6 death sentences carried out in February spark criticism of due process violations from rights groups

Over the last two weeks, six people were executed in Egypt in two separate cases that rights organizations say were rife with due process violations, including the use of torture to extract confessions.

In the most recent implementation of the death penalty in Egypt, three people convicted of the murder of the Giza assistant security director during clashes in Kerdasa in 2013 were executed by prison authorities on Wednesday.

Mohamed Farag, Mohamed Hamida and Salah Hassan were hanged on February 13, according to state-owned Al-Ahram newspaper.

The executions capped a prolonged legal contest that reached the end of the appellate process in January 2018, when the Court of Cassation upheld the death sentences for the three defendants.

Farag, Hamida and Hassan were among 23 people arrested by security forces in the Kerdasa district of Giza in September 2013, following a shootout that killed Giza assistant security director Lieutenant Nabil Farrag and injured nine other police and military personnel.

Initially, the 23 defendants faced charged in connection with the death of Farrag, attempted murder of police officers and security personnel, possession of firearms and explosives, resist of arrest, possession of communication devices without a permit with the intention of using them to undermine national security, participation in and financing of terrorist crimes, and the establishment and management of an illegal organization.

The first verdict in the case came down in August 2014, when a judge sentenced Farag, Hamida and Hassan and 9 other defendants to death. Ten others were sentenced to life in prison, and one defendant was acquitted.

The Court of Cassation, however, ordered a retrial in the case in February 2015, citing procedural errors.

In September 2016, another circuit in the Cairo Criminal Court issued death sentences for seven defendants, including Farag, Hamida and Hassan.

In the final appeal before the Court of Cassation in 2018, the sentences handed down to the three defendants who were executed last week were upheld, while the court reduced the penalty for the four others to life in prison.

Wednesday’s executions were the second set of death sentences to be implemented in Egypt this month, after three people were executed on February 8 on charges of murdering a judge’s son.

The defendants who were executed, Ahmed Hindawi, Moataz Billah Ghanem and Abdel Hamid Metwallim, were convicted of killing Mohamed al-Morly — the son of Mahmoud al-Morly, the Cairo Appeals Court deputy head — in front of his home in Mansoura in September 2014.
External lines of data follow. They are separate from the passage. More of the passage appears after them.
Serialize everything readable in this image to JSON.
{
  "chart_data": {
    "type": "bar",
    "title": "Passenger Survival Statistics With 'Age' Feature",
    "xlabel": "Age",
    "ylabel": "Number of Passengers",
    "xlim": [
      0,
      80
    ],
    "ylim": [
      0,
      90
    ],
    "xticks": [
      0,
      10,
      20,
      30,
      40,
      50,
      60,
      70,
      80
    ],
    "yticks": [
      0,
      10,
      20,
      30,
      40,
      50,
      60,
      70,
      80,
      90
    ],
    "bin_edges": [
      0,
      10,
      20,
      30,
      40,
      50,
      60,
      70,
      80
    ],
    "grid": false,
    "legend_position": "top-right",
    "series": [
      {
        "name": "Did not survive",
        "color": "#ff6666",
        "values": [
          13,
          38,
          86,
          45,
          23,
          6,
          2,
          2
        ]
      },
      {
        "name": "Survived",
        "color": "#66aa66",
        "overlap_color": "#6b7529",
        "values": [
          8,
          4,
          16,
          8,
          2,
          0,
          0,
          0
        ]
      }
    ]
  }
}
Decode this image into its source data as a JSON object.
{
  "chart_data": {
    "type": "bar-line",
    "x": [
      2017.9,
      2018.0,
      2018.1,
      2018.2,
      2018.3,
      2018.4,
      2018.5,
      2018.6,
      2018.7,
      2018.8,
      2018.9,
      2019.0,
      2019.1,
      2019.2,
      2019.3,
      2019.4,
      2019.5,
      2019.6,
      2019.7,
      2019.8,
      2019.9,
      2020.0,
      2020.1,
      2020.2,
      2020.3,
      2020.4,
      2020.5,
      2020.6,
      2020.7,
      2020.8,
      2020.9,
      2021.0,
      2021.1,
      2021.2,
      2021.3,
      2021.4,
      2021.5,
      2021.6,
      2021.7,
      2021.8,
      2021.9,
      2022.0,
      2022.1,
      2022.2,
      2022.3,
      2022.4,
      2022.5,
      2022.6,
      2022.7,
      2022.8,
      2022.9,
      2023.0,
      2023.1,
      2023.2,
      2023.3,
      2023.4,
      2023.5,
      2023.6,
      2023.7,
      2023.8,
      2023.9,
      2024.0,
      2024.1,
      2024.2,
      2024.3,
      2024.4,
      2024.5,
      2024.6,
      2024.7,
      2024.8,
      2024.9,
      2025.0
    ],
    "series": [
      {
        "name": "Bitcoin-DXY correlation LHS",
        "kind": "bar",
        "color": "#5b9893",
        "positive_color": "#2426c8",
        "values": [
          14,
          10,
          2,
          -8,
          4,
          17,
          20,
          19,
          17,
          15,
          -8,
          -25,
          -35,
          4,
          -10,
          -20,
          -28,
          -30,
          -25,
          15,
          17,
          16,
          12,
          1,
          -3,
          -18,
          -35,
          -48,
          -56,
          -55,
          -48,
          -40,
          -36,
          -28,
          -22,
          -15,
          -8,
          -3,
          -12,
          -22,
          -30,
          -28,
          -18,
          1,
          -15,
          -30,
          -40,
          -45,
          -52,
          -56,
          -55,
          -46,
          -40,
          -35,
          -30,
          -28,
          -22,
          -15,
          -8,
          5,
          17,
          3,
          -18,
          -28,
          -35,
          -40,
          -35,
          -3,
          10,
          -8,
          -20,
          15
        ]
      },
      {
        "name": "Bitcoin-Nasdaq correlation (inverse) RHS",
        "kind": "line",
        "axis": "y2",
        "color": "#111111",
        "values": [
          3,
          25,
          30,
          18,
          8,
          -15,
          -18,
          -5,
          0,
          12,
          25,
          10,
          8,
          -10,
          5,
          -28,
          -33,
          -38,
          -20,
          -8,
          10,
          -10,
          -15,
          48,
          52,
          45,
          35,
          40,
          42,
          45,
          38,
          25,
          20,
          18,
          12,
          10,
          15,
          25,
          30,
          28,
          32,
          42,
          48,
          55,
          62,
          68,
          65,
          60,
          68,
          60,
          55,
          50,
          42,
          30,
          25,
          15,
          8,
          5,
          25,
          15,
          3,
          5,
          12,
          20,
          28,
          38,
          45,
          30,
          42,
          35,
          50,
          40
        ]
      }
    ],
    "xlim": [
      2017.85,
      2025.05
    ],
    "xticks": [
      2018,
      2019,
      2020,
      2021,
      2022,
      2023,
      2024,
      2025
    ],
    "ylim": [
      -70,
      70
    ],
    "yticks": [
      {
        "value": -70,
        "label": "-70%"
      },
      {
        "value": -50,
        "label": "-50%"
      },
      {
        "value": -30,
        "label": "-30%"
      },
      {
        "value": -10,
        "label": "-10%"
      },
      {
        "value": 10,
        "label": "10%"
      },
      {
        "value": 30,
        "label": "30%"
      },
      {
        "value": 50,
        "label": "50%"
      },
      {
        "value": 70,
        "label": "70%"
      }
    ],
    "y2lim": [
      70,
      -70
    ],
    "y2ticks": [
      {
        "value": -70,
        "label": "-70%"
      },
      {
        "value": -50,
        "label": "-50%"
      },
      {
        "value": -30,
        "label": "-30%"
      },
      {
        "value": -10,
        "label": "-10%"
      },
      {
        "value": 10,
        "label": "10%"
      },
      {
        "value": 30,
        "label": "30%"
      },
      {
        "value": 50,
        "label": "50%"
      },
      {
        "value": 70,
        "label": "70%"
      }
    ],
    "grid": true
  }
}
Hindawi, Ghanem and Metwalli were among five defendants sentenced to death in July 2016 for Morly’s death. The other two defendants were sentenced in absentia.

In December 2017, the Court of Cassation rejected appeals submitted by the defendants and upheld the death sentences.
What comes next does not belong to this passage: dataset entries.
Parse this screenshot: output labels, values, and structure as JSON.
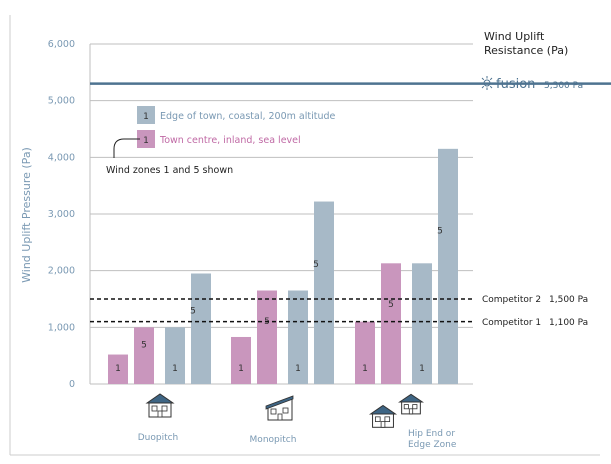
{
  "chart_data": {
    "type": "bar",
    "title": "",
    "ylabel": "Wind Uplift Pressure (Pa)",
    "ylim": [
      0,
      6000
    ],
    "yticks": [
      "0",
      "1,000",
      "2,000",
      "3,000",
      "4,000",
      "5,000",
      "6,000"
    ],
    "ytick_values": [
      0,
      1000,
      2000,
      3000,
      4000,
      5000,
      6000
    ],
    "grid": true,
    "categories": [
      "Duopitch",
      "Monopitch",
      "Hip End or Edge Zone"
    ],
    "series": [
      {
        "name": "Town centre, inland, sea level",
        "color": "#c996bd",
        "values": [
          [
            520,
            1000
          ],
          [
            830,
            1650
          ],
          [
            1100,
            2130
          ]
        ],
        "zone_labels": [
          "1",
          "5"
        ]
      },
      {
        "name": "Edge of town, coastal, 200m altitude",
        "color": "#a7b9c7",
        "values": [
          [
            1000,
            1950
          ],
          [
            1650,
            3220
          ],
          [
            2130,
            4150
          ]
        ],
        "zone_labels": [
          "1",
          "5"
        ]
      }
    ],
    "legend": {
      "series_badge": "1",
      "note": "Wind zones 1 and 5 shown",
      "placement": "top-left"
    },
    "reference_lines": [
      {
        "value": 5300,
        "name": "fusion",
        "value_label": "5,300 Pa",
        "style": "solid",
        "color": "#4e7390"
      },
      {
        "value": 1500,
        "name": "Competitor 2",
        "value_label": "1,500 Pa",
        "style": "dashed",
        "color": "#111111"
      },
      {
        "value": 1100,
        "name": "Competitor 1",
        "value_label": "1,100 Pa",
        "style": "dashed",
        "color": "#111111"
      }
    ],
    "right_axis_title": [
      "Wind Uplift",
      "Resistance (Pa)"
    ],
    "building_icons": [
      "house-duopitch-icon",
      "house-monopitch-icon",
      "house-hip-end-icon"
    ],
    "colors": {
      "axis_text": "#7a99b3",
      "grid": "#bfbfbf",
      "fusion_text": "#4e7390",
      "border": "#cccccc",
      "bar_label": "#333333"
    }
  }
}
Local and international rights organizations have urged Egyptian authorities to halt implementation of death sentences amid what they describe are due process violations.

According to an Amnesty International report issued on Wednesday, authorities coerced the six defendants executed in the last two weeks into giving the confessions that were used as evidence in their trials.
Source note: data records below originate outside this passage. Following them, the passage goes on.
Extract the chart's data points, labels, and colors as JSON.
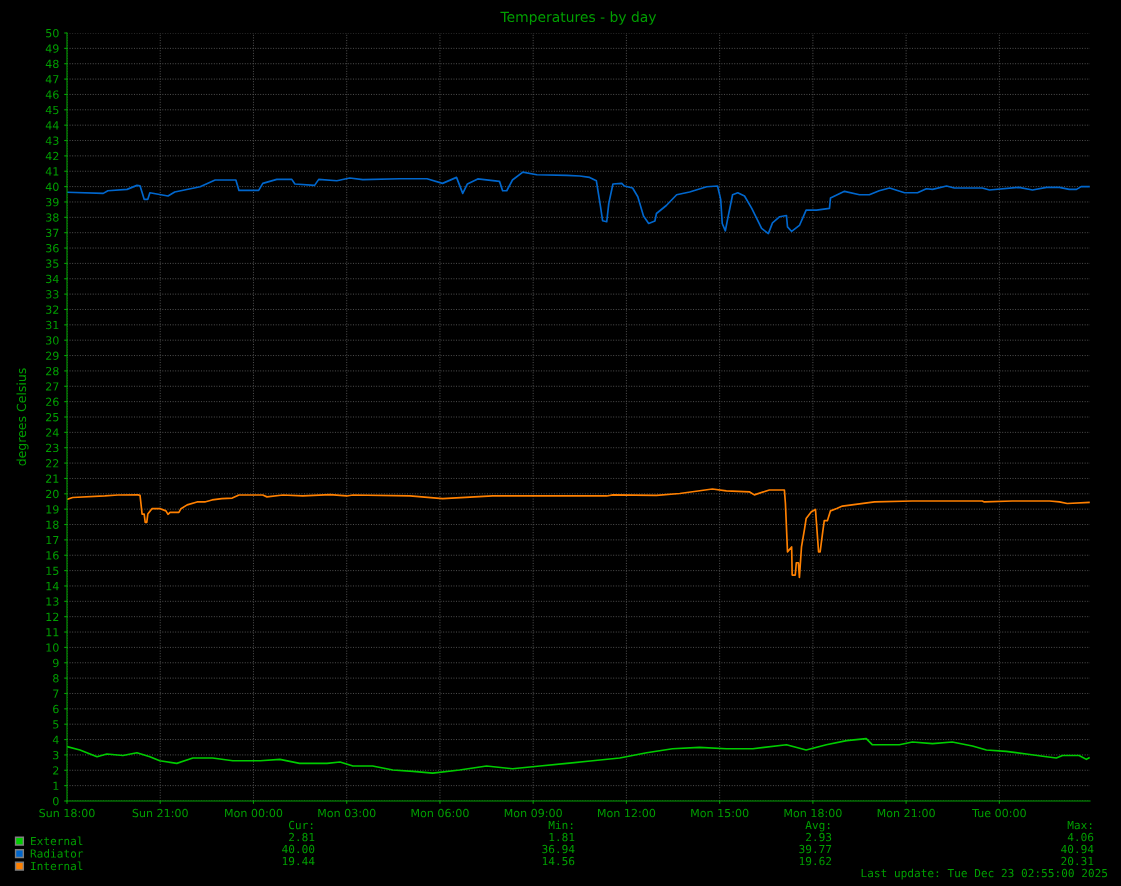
{
  "chart_data": {
    "type": "line",
    "title": "Temperatures - by day",
    "ylabel": "degrees Celsius",
    "xlim": [
      "2025-12-21T18:00",
      "2025-12-23T02:55"
    ],
    "xticks": [
      {
        "value": "2025-12-21T18:00",
        "label": "Sun 18:00"
      },
      {
        "value": "2025-12-21T21:00",
        "label": "Sun 21:00"
      },
      {
        "value": "2025-12-22T00:00",
        "label": "Mon 00:00"
      },
      {
        "value": "2025-12-22T03:00",
        "label": "Mon 03:00"
      },
      {
        "value": "2025-12-22T06:00",
        "label": "Mon 06:00"
      },
      {
        "value": "2025-12-22T09:00",
        "label": "Mon 09:00"
      },
      {
        "value": "2025-12-22T12:00",
        "label": "Mon 12:00"
      },
      {
        "value": "2025-12-22T15:00",
        "label": "Mon 15:00"
      },
      {
        "value": "2025-12-22T18:00",
        "label": "Mon 18:00"
      },
      {
        "value": "2025-12-22T21:00",
        "label": "Mon 21:00"
      },
      {
        "value": "2025-12-23T00:00",
        "label": "Tue 00:00"
      }
    ],
    "ylim": [
      0,
      50
    ],
    "yticks": [
      0,
      1,
      2,
      3,
      4,
      5,
      6,
      7,
      8,
      9,
      10,
      11,
      12,
      13,
      14,
      15,
      16,
      17,
      18,
      19,
      20,
      21,
      22,
      23,
      24,
      25,
      26,
      27,
      28,
      29,
      30,
      31,
      32,
      33,
      34,
      35,
      36,
      37,
      38,
      39,
      40,
      41,
      42,
      43,
      44,
      45,
      46,
      47,
      48,
      49,
      50
    ],
    "grid": true,
    "legend": "bottom",
    "series": [
      {
        "name": "External",
        "color": "#00cc00",
        "x": [
          "2025-12-21T18:00",
          "2025-12-21T18:25",
          "2025-12-21T18:58",
          "2025-12-21T19:17",
          "2025-12-21T19:48",
          "2025-12-21T20:15",
          "2025-12-21T20:40",
          "2025-12-21T20:59",
          "2025-12-21T21:32",
          "2025-12-21T22:03",
          "2025-12-21T22:41",
          "2025-12-21T23:20",
          "2025-12-22T00:13",
          "2025-12-22T00:51",
          "2025-12-22T01:29",
          "2025-12-22T02:22",
          "2025-12-22T02:47",
          "2025-12-22T03:12",
          "2025-12-22T03:50",
          "2025-12-22T04:29",
          "2025-12-22T05:08",
          "2025-12-22T05:46",
          "2025-12-22T06:38",
          "2025-12-22T07:30",
          "2025-12-22T08:20",
          "2025-12-22T09:13",
          "2025-12-22T10:05",
          "2025-12-22T10:55",
          "2025-12-22T11:47",
          "2025-12-22T12:39",
          "2025-12-22T13:29",
          "2025-12-22T14:21",
          "2025-12-22T15:13",
          "2025-12-22T16:04",
          "2025-12-22T17:09",
          "2025-12-22T17:47",
          "2025-12-22T18:26",
          "2025-12-22T19:05",
          "2025-12-22T19:43",
          "2025-12-22T19:55",
          "2025-12-22T20:47",
          "2025-12-22T21:12",
          "2025-12-22T21:51",
          "2025-12-22T22:29",
          "2025-12-22T23:08",
          "2025-12-22T23:35",
          "2025-12-23T00:13",
          "2025-12-23T00:52",
          "2025-12-23T01:31",
          "2025-12-23T01:50",
          "2025-12-23T02:02",
          "2025-12-23T02:34",
          "2025-12-23T02:48",
          "2025-12-23T02:53"
        ],
        "values": [
          3.54,
          3.32,
          2.88,
          3.06,
          2.96,
          3.14,
          2.88,
          2.62,
          2.45,
          2.8,
          2.8,
          2.62,
          2.62,
          2.71,
          2.45,
          2.45,
          2.54,
          2.28,
          2.28,
          2.02,
          1.93,
          1.81,
          2.02,
          2.28,
          2.1,
          2.28,
          2.45,
          2.62,
          2.8,
          3.14,
          3.4,
          3.49,
          3.4,
          3.4,
          3.66,
          3.32,
          3.66,
          3.93,
          4.06,
          3.66,
          3.66,
          3.84,
          3.74,
          3.84,
          3.58,
          3.32,
          3.23,
          3.06,
          2.88,
          2.8,
          2.96,
          2.96,
          2.71,
          2.81
        ]
      },
      {
        "name": "Radiator",
        "color": "#0066cc",
        "x": [
          "2025-12-21T18:00",
          "2025-12-21T19:10",
          "2025-12-21T19:19",
          "2025-12-21T19:56",
          "2025-12-21T20:15",
          "2025-12-21T20:21",
          "2025-12-21T20:29",
          "2025-12-21T20:36",
          "2025-12-21T20:40",
          "2025-12-21T21:15",
          "2025-12-21T21:28",
          "2025-12-21T22:17",
          "2025-12-21T22:46",
          "2025-12-21T23:26",
          "2025-12-21T23:32",
          "2025-12-22T00:10",
          "2025-12-22T00:18",
          "2025-12-22T00:45",
          "2025-12-22T01:14",
          "2025-12-22T01:20",
          "2025-12-22T01:58",
          "2025-12-22T02:06",
          "2025-12-22T02:41",
          "2025-12-22T03:06",
          "2025-12-22T03:31",
          "2025-12-22T04:43",
          "2025-12-22T05:35",
          "2025-12-22T06:05",
          "2025-12-22T06:32",
          "2025-12-22T06:44",
          "2025-12-22T06:53",
          "2025-12-22T07:13",
          "2025-12-22T07:55",
          "2025-12-22T08:01",
          "2025-12-22T08:09",
          "2025-12-22T08:20",
          "2025-12-22T08:40",
          "2025-12-22T09:07",
          "2025-12-22T10:05",
          "2025-12-22T10:30",
          "2025-12-22T10:49",
          "2025-12-22T11:02",
          "2025-12-22T11:10",
          "2025-12-22T11:14",
          "2025-12-22T11:22",
          "2025-12-22T11:26",
          "2025-12-22T11:34",
          "2025-12-22T11:51",
          "2025-12-22T11:56",
          "2025-12-22T12:12",
          "2025-12-22T12:22",
          "2025-12-22T12:33",
          "2025-12-22T12:43",
          "2025-12-22T12:55",
          "2025-12-22T12:58",
          "2025-12-22T13:17",
          "2025-12-22T13:37",
          "2025-12-22T14:02",
          "2025-12-22T14:35",
          "2025-12-22T14:56",
          "2025-12-22T15:02",
          "2025-12-22T15:05",
          "2025-12-22T15:11",
          "2025-12-22T15:15",
          "2025-12-22T15:25",
          "2025-12-22T15:35",
          "2025-12-22T15:48",
          "2025-12-22T16:02",
          "2025-12-22T16:21",
          "2025-12-22T16:34",
          "2025-12-22T16:42",
          "2025-12-22T16:56",
          "2025-12-22T17:09",
          "2025-12-22T17:11",
          "2025-12-22T17:19",
          "2025-12-22T17:34",
          "2025-12-22T17:47",
          "2025-12-22T18:07",
          "2025-12-22T18:32",
          "2025-12-22T18:34",
          "2025-12-22T19:01",
          "2025-12-22T19:30",
          "2025-12-22T19:49",
          "2025-12-22T20:08",
          "2025-12-22T20:28",
          "2025-12-22T20:57",
          "2025-12-22T21:22",
          "2025-12-22T21:39",
          "2025-12-22T21:51",
          "2025-12-22T22:18",
          "2025-12-22T22:33",
          "2025-12-22T23:27",
          "2025-12-22T23:41",
          "2025-12-23T00:38",
          "2025-12-23T01:04",
          "2025-12-23T01:31",
          "2025-12-23T01:56",
          "2025-12-23T02:15",
          "2025-12-23T02:29",
          "2025-12-23T02:38",
          "2025-12-23T02:53"
        ],
        "values": [
          39.63,
          39.56,
          39.73,
          39.82,
          40.08,
          40.05,
          39.17,
          39.17,
          39.6,
          39.39,
          39.65,
          39.99,
          40.43,
          40.43,
          39.75,
          39.75,
          40.21,
          40.47,
          40.47,
          40.17,
          40.08,
          40.47,
          40.38,
          40.56,
          40.45,
          40.51,
          40.51,
          40.21,
          40.6,
          39.56,
          40.17,
          40.5,
          40.34,
          39.73,
          39.73,
          40.43,
          40.94,
          40.77,
          40.73,
          40.69,
          40.6,
          40.38,
          38.69,
          37.78,
          37.71,
          38.91,
          40.17,
          40.21,
          40.04,
          39.91,
          39.34,
          38.08,
          37.6,
          37.76,
          38.25,
          38.77,
          39.47,
          39.65,
          39.99,
          40.04,
          39.17,
          37.6,
          37.12,
          37.82,
          39.47,
          39.6,
          39.39,
          38.58,
          37.28,
          36.94,
          37.64,
          38.04,
          38.12,
          37.38,
          37.08,
          37.47,
          38.47,
          38.47,
          38.58,
          39.26,
          39.69,
          39.47,
          39.47,
          39.73,
          39.91,
          39.6,
          39.6,
          39.86,
          39.82,
          40.04,
          39.91,
          39.91,
          39.78,
          39.95,
          39.78,
          39.95,
          39.95,
          39.82,
          39.82,
          40.0,
          40.0
        ]
      },
      {
        "name": "Internal",
        "color": "#ff8000",
        "x": [
          "2025-12-21T18:00",
          "2025-12-21T18:11",
          "2025-12-21T19:13",
          "2025-12-21T19:38",
          "2025-12-21T20:17",
          "2025-12-21T20:21",
          "2025-12-21T20:25",
          "2025-12-21T20:29",
          "2025-12-21T20:31",
          "2025-12-21T20:34",
          "2025-12-21T20:36",
          "2025-12-21T20:44",
          "2025-12-21T20:59",
          "2025-12-21T21:11",
          "2025-12-21T21:15",
          "2025-12-21T21:19",
          "2025-12-21T21:36",
          "2025-12-21T21:40",
          "2025-12-21T21:52",
          "2025-12-21T22:11",
          "2025-12-21T22:26",
          "2025-12-21T22:40",
          "2025-12-21T22:59",
          "2025-12-21T23:19",
          "2025-12-21T23:32",
          "2025-12-22T00:18",
          "2025-12-22T00:26",
          "2025-12-22T00:57",
          "2025-12-22T01:35",
          "2025-12-22T02:28",
          "2025-12-22T03:00",
          "2025-12-22T03:12",
          "2025-12-22T05:02",
          "2025-12-22T06:05",
          "2025-12-22T07:42",
          "2025-12-22T09:51",
          "2025-12-22T11:22",
          "2025-12-22T11:34",
          "2025-12-22T12:58",
          "2025-12-22T13:43",
          "2025-12-22T14:46",
          "2025-12-22T15:13",
          "2025-12-22T15:58",
          "2025-12-22T16:07",
          "2025-12-22T16:36",
          "2025-12-22T17:05",
          "2025-12-22T17:07",
          "2025-12-22T17:11",
          "2025-12-22T17:19",
          "2025-12-22T17:20",
          "2025-12-22T17:26",
          "2025-12-22T17:28",
          "2025-12-22T17:32",
          "2025-12-22T17:34",
          "2025-12-22T17:38",
          "2025-12-22T17:44",
          "2025-12-22T17:47",
          "2025-12-22T17:57",
          "2025-12-22T18:05",
          "2025-12-22T18:07",
          "2025-12-22T18:11",
          "2025-12-22T18:14",
          "2025-12-22T18:19",
          "2025-12-22T18:22",
          "2025-12-22T18:28",
          "2025-12-22T18:34",
          "2025-12-22T18:46",
          "2025-12-22T18:57",
          "2025-12-22T19:30",
          "2025-12-22T19:59",
          "2025-12-22T21:12",
          "2025-12-22T23:27",
          "2025-12-22T23:31",
          "2025-12-23T00:25",
          "2025-12-23T01:37",
          "2025-12-23T01:56",
          "2025-12-23T02:11",
          "2025-12-23T02:53"
        ],
        "values": [
          19.64,
          19.76,
          19.86,
          19.92,
          19.93,
          19.9,
          18.68,
          18.68,
          18.14,
          18.14,
          18.68,
          19.03,
          19.04,
          18.89,
          18.66,
          18.79,
          18.79,
          19.03,
          19.28,
          19.47,
          19.47,
          19.6,
          19.69,
          19.72,
          19.92,
          19.92,
          19.8,
          19.92,
          19.86,
          19.95,
          19.86,
          19.92,
          19.86,
          19.69,
          19.86,
          19.86,
          19.86,
          19.93,
          19.9,
          20.02,
          20.31,
          20.19,
          20.12,
          19.93,
          20.25,
          20.25,
          19.37,
          16.22,
          16.54,
          14.71,
          14.71,
          15.51,
          15.51,
          14.56,
          16.54,
          17.74,
          18.39,
          18.83,
          18.98,
          18.07,
          16.22,
          16.22,
          17.52,
          18.25,
          18.25,
          18.89,
          19.04,
          19.2,
          19.34,
          19.47,
          19.53,
          19.53,
          19.47,
          19.53,
          19.53,
          19.47,
          19.37,
          19.44
        ]
      }
    ],
    "annotations": [
      "Cur:",
      "Min:",
      "Avg:",
      "Max:",
      "2.81",
      "1.81",
      "2.93",
      "4.06",
      "40.00",
      "36.94",
      "39.77",
      "40.94",
      "19.44",
      "14.56",
      "19.62",
      "20.31",
      "Last update: Tue Dec 23 02:55:00 2025"
    ]
  }
}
“The death penalty is the ultimate cruel, inhuman and degrading punishment and its use is appalling under any circumstances, but it is even more so given that all six execution victims were sentenced based on confessions they said were extracted under torture,” Najia Bounaim, the organization’s North Africa Campaigns director, was quoted as saying in the statement. “The shocking flaws in Egypt’s justice system have seen hundreds sentenced to death after grossly unfair trials in recent years.”

On Thursday, six human rights organizations — the Egyptian Front for Human Rights, Committee for Justice, the Cairo Institute for Human Rights Studies, the Egyptian Commission for Rights and Freedoms, Al-Nadeem Center, the Arab Network for Human Rights Information, and Adalah for Rights and Freedoms — issued a statement expressing their “total condemnation” of the executions.

The organizations described the cases against the defendants as “politicized and lacking the most basic standards of a fair trial.” Their statement cited a wide range of due process violations incurred in both cases, including forced disappearances, coerced confessions, contradictory or lacking evidence, lack of access to medical examinations, interrogations conducted in the absence of lawyers and the use of torture.

Bounaim asserted that the state’s most recent use of capital punishment was a “concerning escalation of executions this year until this point.”

According to a monthly survey conducted by the Egyptian Initiative for Personal Rights, 56 defendants were handed death sentences in January of this year, in addition to 48 others who received preliminary death sentences — which are sent to the Grand Mufti for his non-binding opinion — during the same month.

Between January and November 2018, at least 32 defendants were executed in eight civilian cases and 11 military cases in Egypt, according to a report issued by the Egyptian Initiative for Personal Rights. The reported also stated that at least 581 defendants were issued death sentences in 174 civilian cases and nine military cases over the same period.